Secular Prophecy


According to Brother Cornell West, “even atheists like Karl Marx can be a secular prophet”. Remember West identifies as a Christian. Marx was deeply secular, but in his concern for working people and in what West refers as  “his call for accountability of capital, and the bosses, and elites at the top including oligarchs and plutocrats there is a prophetic element to his critique.”  West denied that Mao, or Stalin, or even Lenin are prophets. They have become “gangsters” said West. They were not on the side of the oppressed. They are not prophets at all. They manipulated working people for their own advantage. They did not care about the poor.

The presence of gangsters who claim to be followers of Marx does not detract from the fact that Marx’s critique was an act of secular prophesy. When Marx said that capitalism would generate a system in which there would be more and more autocrats and plutocrats at the top who will not be accountable and will instead try to buy off politicians in such a way that working people become “secondary and tertiary” he was prophetic. That does not mean that Marx correctly predicted the future. It means that he was correct in his analysis of the present (at that time) workings of the capitalist system.  And the present is the the mother of the future. That is what pragmatic prophecy is all about. Like the Old Testament Prophets, West does not advocate trying to predict the future. That is false prophecy. The real Prophet tries to look closely and fearlessly at the present, analyze it, and tell us what he or she thinks is wrong with it. Often that entails telling the powerful what they don’t want to hear. That is a Prophet.

As a result, West accepts Marx as a secular prophet even though as a Christian he disagrees with him on the God question.  He does not agree with Marx that all forms of religion are opiates. Some certainly are. Not all. At the same time he rejects some of the forms of Communism that flowed from Marx’s work.

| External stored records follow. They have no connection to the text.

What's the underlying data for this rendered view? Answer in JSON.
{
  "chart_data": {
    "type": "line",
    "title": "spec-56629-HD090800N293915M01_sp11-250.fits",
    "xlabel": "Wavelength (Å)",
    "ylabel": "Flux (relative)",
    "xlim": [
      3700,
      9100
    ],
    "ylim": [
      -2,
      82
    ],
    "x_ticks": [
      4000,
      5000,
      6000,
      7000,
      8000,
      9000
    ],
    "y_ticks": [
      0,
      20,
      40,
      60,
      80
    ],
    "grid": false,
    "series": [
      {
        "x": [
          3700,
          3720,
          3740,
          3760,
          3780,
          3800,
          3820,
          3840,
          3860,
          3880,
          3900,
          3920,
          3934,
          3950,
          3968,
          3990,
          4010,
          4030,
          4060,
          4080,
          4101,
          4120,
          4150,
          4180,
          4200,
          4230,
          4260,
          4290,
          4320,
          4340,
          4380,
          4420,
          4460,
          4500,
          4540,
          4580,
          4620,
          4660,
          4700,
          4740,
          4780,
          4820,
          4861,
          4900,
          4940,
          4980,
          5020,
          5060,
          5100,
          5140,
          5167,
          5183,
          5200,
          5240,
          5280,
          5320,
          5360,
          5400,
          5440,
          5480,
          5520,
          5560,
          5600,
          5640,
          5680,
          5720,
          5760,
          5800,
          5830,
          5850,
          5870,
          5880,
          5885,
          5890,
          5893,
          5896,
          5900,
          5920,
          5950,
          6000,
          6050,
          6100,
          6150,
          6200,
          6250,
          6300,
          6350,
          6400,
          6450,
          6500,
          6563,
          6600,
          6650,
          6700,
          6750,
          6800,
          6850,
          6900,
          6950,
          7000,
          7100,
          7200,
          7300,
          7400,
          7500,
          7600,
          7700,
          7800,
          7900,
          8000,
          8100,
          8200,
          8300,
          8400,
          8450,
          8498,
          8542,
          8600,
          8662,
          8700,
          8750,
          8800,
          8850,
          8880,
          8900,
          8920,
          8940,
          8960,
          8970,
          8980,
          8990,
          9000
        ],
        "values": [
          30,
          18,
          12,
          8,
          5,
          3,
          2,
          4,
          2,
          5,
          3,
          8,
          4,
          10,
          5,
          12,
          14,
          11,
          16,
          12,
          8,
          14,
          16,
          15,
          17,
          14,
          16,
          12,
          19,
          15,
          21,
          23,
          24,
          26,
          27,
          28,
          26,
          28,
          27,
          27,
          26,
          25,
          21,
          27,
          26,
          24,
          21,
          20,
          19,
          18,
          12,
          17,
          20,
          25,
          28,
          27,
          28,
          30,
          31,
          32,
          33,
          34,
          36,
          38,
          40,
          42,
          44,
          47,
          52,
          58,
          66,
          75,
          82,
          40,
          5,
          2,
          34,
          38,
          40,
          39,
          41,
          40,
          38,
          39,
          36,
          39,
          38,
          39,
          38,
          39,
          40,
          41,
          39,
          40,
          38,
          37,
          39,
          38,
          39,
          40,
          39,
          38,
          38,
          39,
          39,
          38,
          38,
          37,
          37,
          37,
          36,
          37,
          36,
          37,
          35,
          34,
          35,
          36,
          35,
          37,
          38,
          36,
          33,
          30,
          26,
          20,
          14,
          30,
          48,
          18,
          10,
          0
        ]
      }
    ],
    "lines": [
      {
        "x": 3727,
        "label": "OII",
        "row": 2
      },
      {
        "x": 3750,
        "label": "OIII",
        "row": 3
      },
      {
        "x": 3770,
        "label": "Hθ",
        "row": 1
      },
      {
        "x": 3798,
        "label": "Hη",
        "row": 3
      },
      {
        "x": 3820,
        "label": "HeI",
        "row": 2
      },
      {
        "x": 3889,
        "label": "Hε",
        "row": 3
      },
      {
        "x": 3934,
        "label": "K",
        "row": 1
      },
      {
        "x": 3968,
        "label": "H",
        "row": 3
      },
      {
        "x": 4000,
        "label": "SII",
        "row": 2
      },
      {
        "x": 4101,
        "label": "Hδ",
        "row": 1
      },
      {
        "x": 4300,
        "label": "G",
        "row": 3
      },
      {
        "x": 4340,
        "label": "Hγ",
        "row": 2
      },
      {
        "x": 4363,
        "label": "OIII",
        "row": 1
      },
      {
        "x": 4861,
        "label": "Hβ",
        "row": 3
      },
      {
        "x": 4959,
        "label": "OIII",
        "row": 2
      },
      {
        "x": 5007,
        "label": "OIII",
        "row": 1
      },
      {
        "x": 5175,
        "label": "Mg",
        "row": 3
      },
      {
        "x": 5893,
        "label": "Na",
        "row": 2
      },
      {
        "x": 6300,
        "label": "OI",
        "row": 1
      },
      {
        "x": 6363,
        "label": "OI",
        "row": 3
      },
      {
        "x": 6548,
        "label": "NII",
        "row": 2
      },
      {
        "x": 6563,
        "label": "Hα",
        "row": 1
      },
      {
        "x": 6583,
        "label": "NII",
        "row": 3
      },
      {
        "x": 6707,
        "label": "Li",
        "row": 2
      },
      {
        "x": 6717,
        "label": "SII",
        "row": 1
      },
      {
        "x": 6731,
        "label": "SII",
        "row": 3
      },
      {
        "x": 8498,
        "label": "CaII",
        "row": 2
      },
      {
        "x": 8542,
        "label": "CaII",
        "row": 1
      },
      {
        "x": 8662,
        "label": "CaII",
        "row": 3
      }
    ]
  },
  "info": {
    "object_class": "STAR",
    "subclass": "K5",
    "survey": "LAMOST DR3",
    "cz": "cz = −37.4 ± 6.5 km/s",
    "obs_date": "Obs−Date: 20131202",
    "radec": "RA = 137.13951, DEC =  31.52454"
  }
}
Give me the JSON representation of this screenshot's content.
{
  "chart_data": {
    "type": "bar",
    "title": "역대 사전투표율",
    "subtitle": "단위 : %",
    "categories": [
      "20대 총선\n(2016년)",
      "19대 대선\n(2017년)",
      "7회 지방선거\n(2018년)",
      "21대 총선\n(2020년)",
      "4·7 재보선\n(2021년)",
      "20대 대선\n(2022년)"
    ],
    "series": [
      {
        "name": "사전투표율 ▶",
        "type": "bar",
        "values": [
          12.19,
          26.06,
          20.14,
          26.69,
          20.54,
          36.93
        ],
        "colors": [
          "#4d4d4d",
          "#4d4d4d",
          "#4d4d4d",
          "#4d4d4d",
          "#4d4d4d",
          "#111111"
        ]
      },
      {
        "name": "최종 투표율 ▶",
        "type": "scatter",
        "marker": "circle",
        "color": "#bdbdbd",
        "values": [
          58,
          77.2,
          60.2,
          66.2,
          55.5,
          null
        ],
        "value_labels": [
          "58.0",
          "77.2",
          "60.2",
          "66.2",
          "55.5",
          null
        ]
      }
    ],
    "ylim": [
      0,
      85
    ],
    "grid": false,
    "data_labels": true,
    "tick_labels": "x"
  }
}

What is important is a basic empathy for humanity. That is a big part of pragmatic prophecy as West sees it.  We must, he suggests, must ask “how do we get out of our tribalism, our clannishness, our narrow groupism, let alone our egos, our narcissism, our hedonism and our rapacious individualism that renders us callous to the suffering of others?” That is the type of question the prophet asks, whether secular or religious.  I think that is a very important approach. I even think it could be an important part of a religious quest in the modern age which is what I am looking at.

That is a perennial problem that every generation must face. As West said at his talk at the University of Winnipeg, “We have to learn to support not just those who look like us, that have the same colour of our skin, that attend the same churches or mosques as us, and support the larger humanity.”


Taking up a notion I got from the American philosopher Peter Singer, what we must do, is expand our fellow feeling is how I would put it.  I think that is what Brother West was saying. And I think that is profound. Again, since my view is that fellow feeling or empathy is the fundamental core of religions—virtually all religions—that is the what it means to be engaged in a religious quest in the modern age. If you are not expanding the circle of compassion you have fallen off the trail and it’s time to get back.